One initiative undertaken by CRI is at the Arthur Road Jail Mumbai, in association with the Sankalp Rehabilitation Trust. They provide legal services to drug users who are undergoing the rehabilitation program with Sankalp. Our experiences at Arthur Road Jail have shown that there is a vicious circle of vulnerability to HIV and arrests. Most of the persons picked up by the police are very poor and are booked under petty offences like theft, consumption of drugs, triable by the Magistrate’s Court and have no money to avail of bail, thereby they either plead guilty or languish in jail for months on end.

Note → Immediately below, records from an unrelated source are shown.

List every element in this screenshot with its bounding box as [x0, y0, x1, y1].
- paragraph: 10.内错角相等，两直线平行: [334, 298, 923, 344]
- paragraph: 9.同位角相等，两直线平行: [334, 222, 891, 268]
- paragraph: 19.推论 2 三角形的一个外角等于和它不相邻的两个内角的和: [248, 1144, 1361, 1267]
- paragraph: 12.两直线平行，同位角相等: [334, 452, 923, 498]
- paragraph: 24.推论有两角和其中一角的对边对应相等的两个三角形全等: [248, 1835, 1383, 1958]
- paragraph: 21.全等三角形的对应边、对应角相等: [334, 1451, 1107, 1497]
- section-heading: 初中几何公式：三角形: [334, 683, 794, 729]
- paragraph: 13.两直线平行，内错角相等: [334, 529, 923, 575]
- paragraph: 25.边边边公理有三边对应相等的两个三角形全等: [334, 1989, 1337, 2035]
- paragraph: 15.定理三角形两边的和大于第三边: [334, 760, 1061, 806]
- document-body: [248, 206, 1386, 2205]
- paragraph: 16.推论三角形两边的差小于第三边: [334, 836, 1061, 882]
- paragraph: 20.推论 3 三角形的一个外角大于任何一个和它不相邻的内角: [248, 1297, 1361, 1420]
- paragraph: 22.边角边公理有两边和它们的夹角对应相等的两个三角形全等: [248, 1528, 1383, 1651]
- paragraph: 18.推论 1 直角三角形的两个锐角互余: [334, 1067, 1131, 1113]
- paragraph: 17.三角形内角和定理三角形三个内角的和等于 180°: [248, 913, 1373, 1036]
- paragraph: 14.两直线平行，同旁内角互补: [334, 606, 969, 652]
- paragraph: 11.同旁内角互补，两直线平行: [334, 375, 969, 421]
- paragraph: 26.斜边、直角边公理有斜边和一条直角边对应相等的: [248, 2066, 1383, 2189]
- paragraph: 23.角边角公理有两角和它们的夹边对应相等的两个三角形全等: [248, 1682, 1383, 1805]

In our legal system, Magistrates are instrumental in not only providing justice, but also in assuring that the poor and those vulnerable have access to legal aid and are given bail or released on personal bond, thereby breaking the vicious circle of vulnerability and arrests. The need to sensitise and create awareness amongst Magistrates about socio-legal and ethical issues faced by communities vulnerable to HIV and how their situation is worsened by the criminal procedure and the criminalization of their lives was the reason for holding a workshop for Magistrates.

Eldred Tellis presented the problems faced by drug using clients of Sankalp and this was corroborated by the testimony of one of the clients. It was a real eye-opener for the magistrates who pledged to be more sensitive to such clients.